Bysani's bet is that if the cars are all outfitted with IoT devices that can report the car's health to the owner, they will be more likely to actually rent the car out. "We're using a mix of off-the-shelf products and some custom-made solutions, and we're tracking a wide range of inputs. This will help us to track revenue leakages, while also making it more appealing for people to sign up for ZAP," he says. "The idea is that once enough people sign up, you'll be able to load the app and see cars all around you and you can just walk to the nearest one to pick it up, like you would an Ola or Uber."

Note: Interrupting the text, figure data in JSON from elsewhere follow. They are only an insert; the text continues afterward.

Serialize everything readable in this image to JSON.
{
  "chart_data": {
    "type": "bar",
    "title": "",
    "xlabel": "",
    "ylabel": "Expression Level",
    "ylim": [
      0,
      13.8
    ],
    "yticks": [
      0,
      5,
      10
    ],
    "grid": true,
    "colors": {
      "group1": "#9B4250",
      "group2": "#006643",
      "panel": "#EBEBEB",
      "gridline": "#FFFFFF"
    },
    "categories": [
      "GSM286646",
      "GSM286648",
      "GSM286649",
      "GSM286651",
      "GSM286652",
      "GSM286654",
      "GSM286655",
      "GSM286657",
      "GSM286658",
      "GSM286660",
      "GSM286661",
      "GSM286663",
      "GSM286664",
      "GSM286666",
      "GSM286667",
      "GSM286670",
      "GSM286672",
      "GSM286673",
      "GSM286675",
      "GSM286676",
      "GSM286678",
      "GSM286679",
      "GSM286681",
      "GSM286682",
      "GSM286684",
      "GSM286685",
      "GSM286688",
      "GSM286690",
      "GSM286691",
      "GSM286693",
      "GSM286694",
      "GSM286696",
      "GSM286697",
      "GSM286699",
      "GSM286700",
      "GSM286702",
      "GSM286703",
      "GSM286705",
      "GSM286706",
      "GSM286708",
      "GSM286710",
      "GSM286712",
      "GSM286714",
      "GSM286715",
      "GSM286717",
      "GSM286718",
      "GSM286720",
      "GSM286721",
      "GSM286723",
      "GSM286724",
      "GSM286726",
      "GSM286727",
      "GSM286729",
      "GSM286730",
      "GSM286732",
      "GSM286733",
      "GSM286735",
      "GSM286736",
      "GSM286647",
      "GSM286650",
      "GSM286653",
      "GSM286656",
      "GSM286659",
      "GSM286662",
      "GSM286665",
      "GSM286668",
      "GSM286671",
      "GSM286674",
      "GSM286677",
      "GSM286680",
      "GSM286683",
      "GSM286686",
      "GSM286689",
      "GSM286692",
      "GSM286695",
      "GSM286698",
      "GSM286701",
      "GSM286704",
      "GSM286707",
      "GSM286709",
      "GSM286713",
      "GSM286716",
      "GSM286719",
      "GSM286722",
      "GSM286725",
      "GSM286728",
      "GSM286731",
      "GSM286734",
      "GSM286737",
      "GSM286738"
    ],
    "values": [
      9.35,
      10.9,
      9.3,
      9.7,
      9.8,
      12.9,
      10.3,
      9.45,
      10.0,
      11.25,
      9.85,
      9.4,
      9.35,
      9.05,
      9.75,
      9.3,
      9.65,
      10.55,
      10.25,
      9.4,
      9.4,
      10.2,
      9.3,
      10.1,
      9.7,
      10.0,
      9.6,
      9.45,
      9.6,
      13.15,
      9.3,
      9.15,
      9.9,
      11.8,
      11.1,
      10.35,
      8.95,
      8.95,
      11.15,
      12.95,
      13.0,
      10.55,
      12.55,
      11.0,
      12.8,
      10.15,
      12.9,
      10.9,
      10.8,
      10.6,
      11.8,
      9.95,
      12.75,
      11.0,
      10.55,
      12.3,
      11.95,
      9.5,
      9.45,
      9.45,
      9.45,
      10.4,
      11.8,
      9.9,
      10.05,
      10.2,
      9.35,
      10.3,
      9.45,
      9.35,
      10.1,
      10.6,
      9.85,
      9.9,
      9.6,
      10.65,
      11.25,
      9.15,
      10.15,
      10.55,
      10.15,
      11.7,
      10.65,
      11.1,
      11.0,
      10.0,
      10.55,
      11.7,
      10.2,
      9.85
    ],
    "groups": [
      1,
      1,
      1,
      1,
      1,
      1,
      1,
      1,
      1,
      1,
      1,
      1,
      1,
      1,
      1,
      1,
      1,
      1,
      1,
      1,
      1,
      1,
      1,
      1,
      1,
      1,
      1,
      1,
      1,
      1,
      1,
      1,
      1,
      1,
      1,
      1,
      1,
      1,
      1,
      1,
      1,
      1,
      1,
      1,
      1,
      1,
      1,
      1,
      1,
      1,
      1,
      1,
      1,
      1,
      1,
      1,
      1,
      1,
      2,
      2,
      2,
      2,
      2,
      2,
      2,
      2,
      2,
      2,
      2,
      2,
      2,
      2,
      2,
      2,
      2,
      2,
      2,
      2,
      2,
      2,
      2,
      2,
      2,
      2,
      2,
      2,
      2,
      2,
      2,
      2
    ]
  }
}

"Meanwhile, the owner of the car will also have an app, where they can see a dashboard," he explains, showing us the dashboard. "This shows things like the overall health, gives you the tools to set up your car for hire, you tell us where the pickup is, you tell us how long you can give the car for, you have full control too, it's a fully automated system."

This means that things such as checking that the keys are left in the ignition when you want to lease the car out, happens automatically. Other devices give ZoomCar the ability to flash the lights so that you can find the car inside a parking lot; Bluetooth-based keyless entry mechanisms are already in place which use time based security codes to ensure that only the right person gets into your car.

"We want this to become a hyperlocal product like the other services, like the Airbnb of cars, and for that the consumer experience is very important, everything must be smooth and automated, you shouldn't have to talk to someone at all," he adds.